Mothers Day 2016: Setting the Example
I’m not a natural Mom.
Being a mom is the most challenging, yet intuitive role of my life. It’s hard as hell and on any given day I struggle with what’s the right thing to do. It doesn’t come naturally for me.
There’s no school. No degree. No instructions at the hospital. There are books to read but honesty they’re kind of crap.
In the 9 years of being a Mom have I ever thought “This is just so natural to me.”? Not. Once.
Hell, I don’t even think I’m a great Mom.
I go to the school of “How can I help create a happy, healthy, human being who can love who they are and make it on a world that will try to make him into something else?”
As a parent, that’s not a small task, and yet, maybe it’s easier than we realize.
This past year has been an evolving one for me as a woman and a mom. The more I step back and look at this past year, the more I realize how my own journey is connected to Logan’s.
We feel it all.
Some days that’s amazing and others it’s a burden.
As a 39 year old woman I have skills and tools and self awareness to know when I’ve taken on too much, need quiet, alone time or simply need a good cry.
When life is too loud, I get quiet and need rest. When technology is draining me, I close the laptop and put the phone away. When I’m sad, I know I need a good cry and a good night’s sleep. And when someone makes me feel “off” I know enough to steer clear of them.
As a 9 year old, your don’t know those things yet.
As a mom of a little boy who feels the same things I do, it is my job to show him, protect him, teach him and accept him for the big hearted love bug that he is.
As a male who is the way he is, the road may be a bit tougher. For his Dad and I, that’s a reality that we’re seeing unfold already.
I’ve been witness to the dark side of being an open hearted young boy- other boys calling him names, people labeling him based on stereotypes and a school environment that doesn’t quite fit.

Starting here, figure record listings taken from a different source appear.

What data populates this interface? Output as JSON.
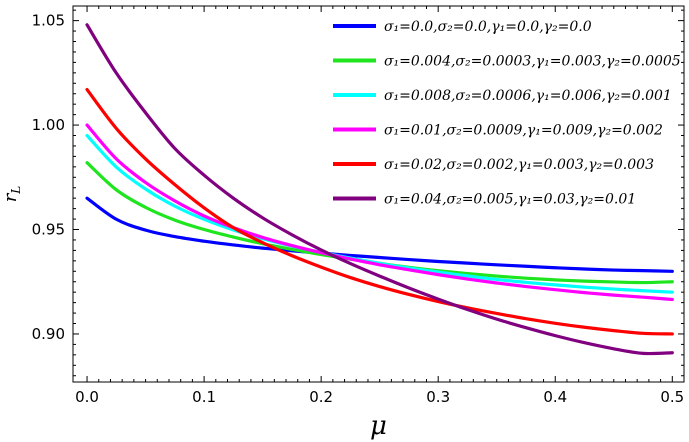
{
  "chart_data": {
    "type": "line",
    "title": "",
    "xlabel": "μ",
    "ylabel": "r_L",
    "xlim": [
      -0.012,
      0.51
    ],
    "ylim": [
      0.877,
      1.057
    ],
    "xticks": [
      0.0,
      0.1,
      0.2,
      0.3,
      0.4,
      0.5
    ],
    "xtick_labels": [
      "0.0",
      "0.1",
      "0.2",
      "0.3",
      "0.4",
      "0.5"
    ],
    "yticks": [
      0.9,
      0.95,
      1.0,
      1.05
    ],
    "ytick_labels": [
      "0.90",
      "0.95",
      "1.00",
      "1.05"
    ],
    "legend_position": "top-right",
    "grid": false,
    "x": [
      0.0,
      0.025,
      0.05,
      0.075,
      0.1,
      0.125,
      0.15,
      0.175,
      0.2,
      0.225,
      0.25,
      0.275,
      0.3,
      0.325,
      0.35,
      0.375,
      0.4,
      0.425,
      0.45,
      0.475,
      0.5
    ],
    "series": [
      {
        "name": "σ1=0.0,σ2=0.0,γ1=0.0,γ2=0.0",
        "color": "#0000ff",
        "legend_text": "σ₁=0.0,σ₂=0.0,γ₁=0.0,γ₂=0.0",
        "values": [
          0.965,
          0.9549,
          0.9497,
          0.9466,
          0.9444,
          0.9426,
          0.9411,
          0.9398,
          0.9387,
          0.9376,
          0.9366,
          0.9356,
          0.9347,
          0.9339,
          0.9331,
          0.9324,
          0.9317,
          0.9311,
          0.9306,
          0.9303,
          0.93
        ]
      },
      {
        "name": "σ1=0.004,σ2=0.0003,γ1=0.003,γ2=0.0005",
        "color": "#1ee51e",
        "legend_text": "σ₁=0.004,σ₂=0.0003,γ₁=0.003,γ₂=0.0005",
        "values": [
          0.982,
          0.969,
          0.9606,
          0.9545,
          0.95,
          0.9464,
          0.9432,
          0.9405,
          0.938,
          0.9358,
          0.9338,
          0.9319,
          0.9303,
          0.9289,
          0.9277,
          0.9267,
          0.9259,
          0.9253,
          0.9249,
          0.9246,
          0.925
        ]
      },
      {
        "name": "σ1=0.008,σ2=0.0006,γ1=0.006,γ2=0.001",
        "color": "#00ffff",
        "legend_text": "σ₁=0.008,σ₂=0.0006,γ₁=0.006,γ₂=0.001",
        "values": [
          0.995,
          0.9799,
          0.9694,
          0.9612,
          0.9549,
          0.9498,
          0.9456,
          0.9421,
          0.9391,
          0.9363,
          0.9338,
          0.9316,
          0.9296,
          0.9278,
          0.9261,
          0.9247,
          0.9235,
          0.9224,
          0.9215,
          0.9207,
          0.92
        ]
      },
      {
        "name": "σ1=0.01,σ2=0.0009,γ1=0.009,γ2=0.002",
        "color": "#ff00ff",
        "legend_text": "σ₁=0.01,σ₂=0.0009,γ₁=0.009,γ₂=0.002",
        "values": [
          1.0,
          0.9838,
          0.9725,
          0.9637,
          0.9565,
          0.9509,
          0.9462,
          0.9423,
          0.9389,
          0.9359,
          0.9331,
          0.9307,
          0.9284,
          0.9263,
          0.9244,
          0.9227,
          0.9212,
          0.9198,
          0.9186,
          0.9176,
          0.9165
        ]
      },
      {
        "name": "σ1=0.02,σ2=0.002,γ1=0.003,γ2=0.003",
        "color": "#ff0000",
        "legend_text": "σ₁=0.02,σ₂=0.002,γ₁=0.003,γ₂=0.003",
        "values": [
          1.017,
          0.9984,
          0.9838,
          0.9715,
          0.9604,
          0.9509,
          0.9437,
          0.9375,
          0.932,
          0.927,
          0.9227,
          0.9189,
          0.9155,
          0.9125,
          0.9098,
          0.9073,
          0.9051,
          0.9032,
          0.9016,
          0.9003,
          0.9
        ]
      },
      {
        "name": "σ1=0.04,σ2=0.005,γ1=0.03,γ2=0.01",
        "color": "#800080",
        "legend_text": "σ₁=0.04,σ₂=0.005,γ₁=0.03,γ₂=0.01",
        "values": [
          1.048,
          1.0249,
          1.0059,
          0.9888,
          0.976,
          0.965,
          0.9556,
          0.9475,
          0.9402,
          0.9337,
          0.9277,
          0.922,
          0.9167,
          0.9117,
          0.9071,
          0.903,
          0.8992,
          0.8958,
          0.8929,
          0.8907,
          0.891
        ]
      }
    ]
  }
}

I’ve gotten pretty good at reading his emotions and signals so I can be his environmental advocate (quiet time is both of our friends ;))
Over the past few years I’ve changed quite a bit. Each year bringing a new perspective on the woman I’d like to be and have always been.
This past year I highlighted my hair pink. As a family we had a discussion around ‘How will you feel if someone makes fun of your mom’s hair?’ Which then lead to the conversation ‘If people think pink hair is weird, maybe they think people who like Star War are weird? What would we say to that? How would that make you feel?’
By standing in my own truth, and in our truth as a family, we were able to have an open conversation with Logan about standing in his own truth.
I want to be an example that embracing who we truly are isn’t weird or strange, but should be embraced, celebrated and the norm.
In this home:
We call ourselves weird
We call ourselves nerds.
We call ourselves different.
We call ourselves feelers and love bugs.
As a family, we are empowered to label ourselves so that when someone places those labels on us in an attempt to hurt, we already own them as a symbol of pride.
In this home different is good.
We feel more.
We love more.
We choose joy.
We embrace being ourselves.
And we sure as hell don’t do things to fit in, we do them to be the most true to ourselves. Not everyone will like us, and that’s just part of life, so it’s even more important to like ourselves even more.
When I say I’m not a natural mom I mean that in the way that I really have no clue some days what I ‘should’ do as a mom. I just go with my gut. I allow my life to reflect what I would wish for my baby.
Maybe I’m messing up. Maybe not. Either one can happen on any give day.
With each passing day, I want more and more for my son to be comfortable with who he is and love himself for it. And the best way I can be the greatest Mom for him, is to reflect those values myself.
So this Mother’s Day I celebrate my own journey of love and acceptance of myself and how that is a lesson and reflection for my little buddy.
I may not be the best Mom, but I will continue to work on being the best version of myself on any given day. And by doing so, I show Logan that he too can be the best version of himself regardless of what the world may tell him.
And to all of the Mom’s out there celebrating Mother’s Day, here’s to each of us following our guts, being our truest version of ourselves and inspiring our little friends along the way.
May we all love each other more- starting with ourselves.